Tulane (1-2) pounced on the Lions (2-1) early, swallowing up the read-option and allowing Lee time to complete pinpoint passes all over the field in the first half, despite facing an array of heavy blitzes. The freshman finished with 238 yards and three touchdowns, despite completing just 14 of 30 attempts and tossing two interceptions.

“I thought he was excellent,” Tulane coach Curtis Johnson said. “He just has ice water in his veins.”

After being held scoreless in the second half of last week’s 38-21 loss to Georgia Tech, Tulane’s offense immediately shook off any signs of rust, scoring three touchdowns before the midway point of the second quarter. While Southeastern aided the Green Wave with more than 100 yards in penalties during the first half alone, Tulane’s ability to convert third downs and gain yards in chunks kept the pressure on a Lions defense used to bullying its opponents from ahead.

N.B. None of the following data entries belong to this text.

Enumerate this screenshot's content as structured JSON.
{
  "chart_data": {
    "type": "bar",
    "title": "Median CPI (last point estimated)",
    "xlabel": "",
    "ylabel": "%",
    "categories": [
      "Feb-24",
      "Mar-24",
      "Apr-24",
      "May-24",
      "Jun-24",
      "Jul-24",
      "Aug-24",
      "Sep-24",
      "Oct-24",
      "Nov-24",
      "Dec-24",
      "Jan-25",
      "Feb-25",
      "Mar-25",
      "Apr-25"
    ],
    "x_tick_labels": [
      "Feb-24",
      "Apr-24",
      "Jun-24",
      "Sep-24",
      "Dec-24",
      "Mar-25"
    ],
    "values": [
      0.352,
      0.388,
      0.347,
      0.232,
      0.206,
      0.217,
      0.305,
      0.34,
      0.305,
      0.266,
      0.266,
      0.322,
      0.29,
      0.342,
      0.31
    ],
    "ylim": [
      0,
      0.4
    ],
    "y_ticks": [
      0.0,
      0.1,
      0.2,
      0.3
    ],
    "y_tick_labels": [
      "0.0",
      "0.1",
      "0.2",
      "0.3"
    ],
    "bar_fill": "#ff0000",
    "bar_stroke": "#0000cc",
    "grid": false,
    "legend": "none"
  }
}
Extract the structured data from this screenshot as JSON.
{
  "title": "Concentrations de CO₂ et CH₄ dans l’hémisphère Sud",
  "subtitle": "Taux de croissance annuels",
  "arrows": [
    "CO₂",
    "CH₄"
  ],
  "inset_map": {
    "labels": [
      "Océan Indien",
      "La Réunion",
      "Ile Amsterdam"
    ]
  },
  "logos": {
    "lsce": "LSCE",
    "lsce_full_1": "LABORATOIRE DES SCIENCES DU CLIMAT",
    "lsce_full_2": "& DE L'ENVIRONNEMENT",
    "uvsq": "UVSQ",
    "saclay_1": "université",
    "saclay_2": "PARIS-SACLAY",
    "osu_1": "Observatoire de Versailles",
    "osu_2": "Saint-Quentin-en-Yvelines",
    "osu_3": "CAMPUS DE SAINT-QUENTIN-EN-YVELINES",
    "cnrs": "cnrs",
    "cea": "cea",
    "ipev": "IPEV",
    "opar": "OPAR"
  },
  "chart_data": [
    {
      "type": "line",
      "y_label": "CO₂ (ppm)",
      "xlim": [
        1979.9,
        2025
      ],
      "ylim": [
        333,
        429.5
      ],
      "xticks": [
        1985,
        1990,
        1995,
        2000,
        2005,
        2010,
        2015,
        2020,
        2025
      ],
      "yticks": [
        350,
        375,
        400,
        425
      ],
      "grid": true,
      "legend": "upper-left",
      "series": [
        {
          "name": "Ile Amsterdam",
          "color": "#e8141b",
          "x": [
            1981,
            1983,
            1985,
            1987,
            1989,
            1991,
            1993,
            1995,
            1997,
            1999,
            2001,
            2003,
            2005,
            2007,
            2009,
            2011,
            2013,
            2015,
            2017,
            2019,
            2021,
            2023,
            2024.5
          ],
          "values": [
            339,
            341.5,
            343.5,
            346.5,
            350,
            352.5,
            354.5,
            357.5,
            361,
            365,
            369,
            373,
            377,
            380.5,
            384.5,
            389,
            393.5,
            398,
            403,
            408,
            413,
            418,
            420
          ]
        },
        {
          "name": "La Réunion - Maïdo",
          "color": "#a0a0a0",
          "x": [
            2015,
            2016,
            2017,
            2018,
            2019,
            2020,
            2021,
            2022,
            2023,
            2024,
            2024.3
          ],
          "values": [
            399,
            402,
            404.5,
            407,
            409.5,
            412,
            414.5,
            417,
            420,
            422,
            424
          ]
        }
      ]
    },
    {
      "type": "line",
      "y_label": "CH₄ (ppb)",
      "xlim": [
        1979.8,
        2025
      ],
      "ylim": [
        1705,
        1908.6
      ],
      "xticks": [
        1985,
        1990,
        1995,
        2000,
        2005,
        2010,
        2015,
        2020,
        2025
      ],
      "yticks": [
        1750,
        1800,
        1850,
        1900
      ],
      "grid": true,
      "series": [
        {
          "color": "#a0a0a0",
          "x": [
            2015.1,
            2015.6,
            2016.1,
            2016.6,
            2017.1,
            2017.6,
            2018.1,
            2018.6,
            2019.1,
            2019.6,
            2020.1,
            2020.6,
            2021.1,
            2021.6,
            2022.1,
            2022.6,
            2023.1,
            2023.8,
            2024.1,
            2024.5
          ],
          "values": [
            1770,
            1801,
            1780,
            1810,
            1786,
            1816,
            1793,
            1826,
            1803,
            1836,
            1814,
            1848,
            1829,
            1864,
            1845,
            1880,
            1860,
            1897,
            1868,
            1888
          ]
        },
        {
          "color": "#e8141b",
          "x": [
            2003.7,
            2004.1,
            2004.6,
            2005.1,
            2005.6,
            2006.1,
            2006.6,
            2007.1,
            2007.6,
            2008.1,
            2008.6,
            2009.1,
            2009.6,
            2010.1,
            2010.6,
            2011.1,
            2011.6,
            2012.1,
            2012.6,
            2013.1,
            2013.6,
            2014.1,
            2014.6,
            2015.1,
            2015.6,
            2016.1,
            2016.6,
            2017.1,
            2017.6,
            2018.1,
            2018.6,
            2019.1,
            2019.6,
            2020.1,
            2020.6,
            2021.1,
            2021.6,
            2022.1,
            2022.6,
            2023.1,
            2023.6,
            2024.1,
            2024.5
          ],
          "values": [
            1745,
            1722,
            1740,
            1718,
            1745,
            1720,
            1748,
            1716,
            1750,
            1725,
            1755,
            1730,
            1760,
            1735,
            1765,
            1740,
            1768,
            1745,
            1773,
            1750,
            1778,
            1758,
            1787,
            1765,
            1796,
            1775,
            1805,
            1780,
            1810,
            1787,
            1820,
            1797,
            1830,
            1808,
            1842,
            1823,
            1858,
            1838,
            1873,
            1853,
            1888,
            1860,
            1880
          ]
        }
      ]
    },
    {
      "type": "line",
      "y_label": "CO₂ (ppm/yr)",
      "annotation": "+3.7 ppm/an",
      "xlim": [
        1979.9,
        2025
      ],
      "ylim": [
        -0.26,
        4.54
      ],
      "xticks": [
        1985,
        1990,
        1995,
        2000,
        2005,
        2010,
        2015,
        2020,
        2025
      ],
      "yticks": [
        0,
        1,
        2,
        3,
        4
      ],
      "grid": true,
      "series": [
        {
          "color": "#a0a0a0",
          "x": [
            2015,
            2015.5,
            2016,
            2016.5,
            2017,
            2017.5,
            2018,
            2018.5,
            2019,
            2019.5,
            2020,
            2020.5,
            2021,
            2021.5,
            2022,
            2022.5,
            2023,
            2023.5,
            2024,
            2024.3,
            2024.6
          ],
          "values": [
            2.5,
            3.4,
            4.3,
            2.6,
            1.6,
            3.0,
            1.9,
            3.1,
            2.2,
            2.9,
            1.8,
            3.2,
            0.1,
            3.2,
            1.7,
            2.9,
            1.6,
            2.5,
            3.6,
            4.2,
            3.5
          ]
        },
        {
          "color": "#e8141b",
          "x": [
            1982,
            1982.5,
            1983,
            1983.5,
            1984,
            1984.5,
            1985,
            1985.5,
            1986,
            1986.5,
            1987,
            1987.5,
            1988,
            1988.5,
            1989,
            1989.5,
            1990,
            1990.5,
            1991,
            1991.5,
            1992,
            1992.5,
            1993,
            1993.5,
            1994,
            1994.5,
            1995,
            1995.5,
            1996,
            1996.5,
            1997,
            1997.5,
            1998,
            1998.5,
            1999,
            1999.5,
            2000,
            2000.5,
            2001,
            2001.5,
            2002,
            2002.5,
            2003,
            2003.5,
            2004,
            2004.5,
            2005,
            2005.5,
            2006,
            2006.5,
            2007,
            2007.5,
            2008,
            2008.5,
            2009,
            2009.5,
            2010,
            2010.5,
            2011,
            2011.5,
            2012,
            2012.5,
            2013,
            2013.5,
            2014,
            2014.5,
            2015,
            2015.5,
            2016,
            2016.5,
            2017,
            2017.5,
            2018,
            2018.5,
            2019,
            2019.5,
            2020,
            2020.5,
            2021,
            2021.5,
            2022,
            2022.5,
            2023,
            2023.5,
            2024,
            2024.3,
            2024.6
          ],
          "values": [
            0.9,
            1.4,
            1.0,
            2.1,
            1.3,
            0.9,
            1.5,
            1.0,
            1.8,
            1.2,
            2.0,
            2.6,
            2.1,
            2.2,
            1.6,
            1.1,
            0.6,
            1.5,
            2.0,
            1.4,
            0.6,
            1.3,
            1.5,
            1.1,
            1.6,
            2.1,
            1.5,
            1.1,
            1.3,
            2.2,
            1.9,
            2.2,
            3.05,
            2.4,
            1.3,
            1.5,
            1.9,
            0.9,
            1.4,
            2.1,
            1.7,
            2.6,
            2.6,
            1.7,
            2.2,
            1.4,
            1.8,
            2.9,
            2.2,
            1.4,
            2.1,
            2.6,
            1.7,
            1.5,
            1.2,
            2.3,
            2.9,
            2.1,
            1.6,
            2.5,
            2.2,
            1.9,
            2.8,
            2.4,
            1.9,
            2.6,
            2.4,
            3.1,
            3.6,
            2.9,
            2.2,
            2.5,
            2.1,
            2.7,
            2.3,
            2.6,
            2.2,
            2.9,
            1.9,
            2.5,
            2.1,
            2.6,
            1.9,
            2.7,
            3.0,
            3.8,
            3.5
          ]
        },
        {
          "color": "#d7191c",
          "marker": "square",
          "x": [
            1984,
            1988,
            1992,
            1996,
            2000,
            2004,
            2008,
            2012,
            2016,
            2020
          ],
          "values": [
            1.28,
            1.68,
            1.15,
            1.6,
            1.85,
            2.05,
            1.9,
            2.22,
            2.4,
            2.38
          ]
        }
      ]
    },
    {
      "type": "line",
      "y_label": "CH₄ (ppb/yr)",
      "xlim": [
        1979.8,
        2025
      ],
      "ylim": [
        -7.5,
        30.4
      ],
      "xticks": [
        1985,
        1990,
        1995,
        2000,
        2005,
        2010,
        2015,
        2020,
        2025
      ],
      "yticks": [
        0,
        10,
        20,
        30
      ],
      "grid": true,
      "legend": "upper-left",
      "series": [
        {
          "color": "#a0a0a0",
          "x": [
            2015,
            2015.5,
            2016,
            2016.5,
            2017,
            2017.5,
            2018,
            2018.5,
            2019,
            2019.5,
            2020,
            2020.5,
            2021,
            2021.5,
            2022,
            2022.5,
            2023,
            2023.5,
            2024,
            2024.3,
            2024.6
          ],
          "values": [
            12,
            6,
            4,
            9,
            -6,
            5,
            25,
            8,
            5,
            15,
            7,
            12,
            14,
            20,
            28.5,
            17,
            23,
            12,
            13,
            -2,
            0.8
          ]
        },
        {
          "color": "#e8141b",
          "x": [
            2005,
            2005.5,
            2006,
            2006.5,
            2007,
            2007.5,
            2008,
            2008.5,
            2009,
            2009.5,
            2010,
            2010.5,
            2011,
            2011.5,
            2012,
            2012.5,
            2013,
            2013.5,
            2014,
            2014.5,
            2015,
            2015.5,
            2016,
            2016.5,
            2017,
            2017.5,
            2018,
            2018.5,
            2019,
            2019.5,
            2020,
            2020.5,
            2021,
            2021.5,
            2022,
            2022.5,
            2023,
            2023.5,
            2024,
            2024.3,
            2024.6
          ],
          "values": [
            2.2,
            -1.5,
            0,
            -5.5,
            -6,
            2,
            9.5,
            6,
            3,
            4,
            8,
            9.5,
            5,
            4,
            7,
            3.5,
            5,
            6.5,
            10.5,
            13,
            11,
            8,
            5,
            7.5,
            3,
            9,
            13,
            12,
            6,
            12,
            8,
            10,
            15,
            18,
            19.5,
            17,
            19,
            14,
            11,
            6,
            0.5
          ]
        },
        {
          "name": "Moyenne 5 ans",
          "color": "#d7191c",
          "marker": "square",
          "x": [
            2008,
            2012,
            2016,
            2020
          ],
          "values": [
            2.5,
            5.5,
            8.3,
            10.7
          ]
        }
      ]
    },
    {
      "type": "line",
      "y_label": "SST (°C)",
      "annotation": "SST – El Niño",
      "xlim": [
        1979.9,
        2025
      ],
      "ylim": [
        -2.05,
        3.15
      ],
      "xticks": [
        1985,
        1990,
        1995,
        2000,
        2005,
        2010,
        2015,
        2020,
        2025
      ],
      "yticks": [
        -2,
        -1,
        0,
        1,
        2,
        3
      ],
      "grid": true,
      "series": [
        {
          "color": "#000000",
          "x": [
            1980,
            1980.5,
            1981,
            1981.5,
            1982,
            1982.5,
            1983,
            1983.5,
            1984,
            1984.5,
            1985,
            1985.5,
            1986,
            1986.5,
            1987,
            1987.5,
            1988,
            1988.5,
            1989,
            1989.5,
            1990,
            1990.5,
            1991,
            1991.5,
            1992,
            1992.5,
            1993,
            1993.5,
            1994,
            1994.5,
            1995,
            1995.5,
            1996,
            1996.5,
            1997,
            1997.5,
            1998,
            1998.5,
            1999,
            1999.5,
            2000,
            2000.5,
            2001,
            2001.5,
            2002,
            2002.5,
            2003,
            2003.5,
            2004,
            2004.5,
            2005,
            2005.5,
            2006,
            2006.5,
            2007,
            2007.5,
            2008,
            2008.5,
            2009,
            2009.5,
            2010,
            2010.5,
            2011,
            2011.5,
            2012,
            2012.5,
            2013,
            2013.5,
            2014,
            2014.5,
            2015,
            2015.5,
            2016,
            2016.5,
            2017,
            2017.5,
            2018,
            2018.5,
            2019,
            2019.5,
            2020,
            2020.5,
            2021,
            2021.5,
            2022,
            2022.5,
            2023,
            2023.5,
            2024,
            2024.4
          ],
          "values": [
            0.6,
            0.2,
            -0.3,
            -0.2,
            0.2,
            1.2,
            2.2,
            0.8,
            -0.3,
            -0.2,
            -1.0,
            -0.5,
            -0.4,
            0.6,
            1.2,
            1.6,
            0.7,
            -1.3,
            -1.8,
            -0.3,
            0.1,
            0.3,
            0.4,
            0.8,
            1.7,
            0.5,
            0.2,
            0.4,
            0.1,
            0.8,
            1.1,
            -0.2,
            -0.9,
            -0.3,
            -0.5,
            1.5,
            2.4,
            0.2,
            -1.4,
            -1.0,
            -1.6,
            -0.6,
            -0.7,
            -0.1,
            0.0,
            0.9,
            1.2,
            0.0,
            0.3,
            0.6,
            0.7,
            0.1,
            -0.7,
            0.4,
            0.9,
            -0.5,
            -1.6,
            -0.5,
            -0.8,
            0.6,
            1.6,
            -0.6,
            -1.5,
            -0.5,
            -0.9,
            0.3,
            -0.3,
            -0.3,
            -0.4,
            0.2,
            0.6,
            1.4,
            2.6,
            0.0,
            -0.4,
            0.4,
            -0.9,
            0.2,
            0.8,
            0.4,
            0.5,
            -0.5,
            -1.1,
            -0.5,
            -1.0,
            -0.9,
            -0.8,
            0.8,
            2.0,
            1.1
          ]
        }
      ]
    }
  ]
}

The message from Johnson to look beyond Southeastern’s FCS status and see a talented team capable of winning a championship appeared to resonate with his team. Tulane was anything but flat to start the game.

Instead, the Wave jumped on top midway through the first quarter when Lee converted a pair of third-and-longs, setting up Sherman Badie’s 11-yard touchdown run. Then the Green Wave opened the second quarter deep in Lions territory thanks to a pair of personal fouls, leading to Lee’s 15-yard fade pass that connected with a striding Justyn Shackleford in the corner of the end zone.

Unlike the previous two weeks, Tulane didn’t ease off the gas.

Instead, Badie burst through the line for a 30-yard gain to put Tulane in striking distance. SLU boosted the field position by committing another personal foul and later a pass interference, setting up Lazedrick Thompson’s 1-yard plunge to push the lead to 21-0.

“We were our own worst enemy,” Southeastern coach Ron Roberts said. “There were a lot of self-inflicted wounds in the first 30 minutes of that ballgame.”

After the Lions finally cracked the scoreboard on a Ryan Adams 43-yard field goal, Tulane never allowed the Lions’ momentum to bubble into anything significant.

Despite forcing a Badie fumble at the Tulane 29-yard line, SLU garnered no points, gaining just 3 yards and missing a field goal. Then the Green Wave pushed all the way down on the accelerator, driving 74 yards in 10 plays to squeeze out the final two-plus minutes of the first half before Lee found Badie in the flat for a 3-yard touchdown.

Tulane’s defense harassed typically proficient Bryan Bennett. Southeastern’s quarterback and Walter Payton Award hopeful couldn’t find much room to operate, whether keeping the zone-read for himself or stepping back to pass.

After throwing for 535 yards in his first two games, Bennett managed just 48 yards on 10 attempts in the opening half and wasn’t among the Lions’ top four rushers. By the time he got rolling late in the third quarter, spearheading an eight-play, 80-yard touchdown drive, SLU was fighting the clock as much as it was the Green Wave. Bennett finished 16-of-34 for 213 yards.

When it appeared the Lions were inching themselves back into puncher’s distance after Adams’ 50-yard field goal cut the lead to 28-13 early in the fourth quarter, Tulane pushed itself out again. Within a minute, Lee found Xavier Rush in the middle of the field, and the senior receiver ducked and danced his way around six Lions en route to a 74-yard touchdown.

“They started to stack the line,” Johnson said. “That’s when we got those big plays.”

Bennett, who averaged 300 yards during the Lions’ run to the FCS quarterfinals last year, was held to just 124 by the Green Wave until the final two minutes when the game was out of doubt. Tulane largely kept Bennett in the pocket and limited his ability to get down the field. Three sacks helped to contribute to his minus-10 rushing yards, but even on designed runs he averaged just more than 2 yards per carry.

Tulane will have to leave its friendly home confines to travel to undefeated Duke on Saturday. The Lions hope to get back on its path toward the FCS playoffs at Southeast Missouri.

“It feels good to win one,” Johnson said. “It was nice to dance in the locker room.”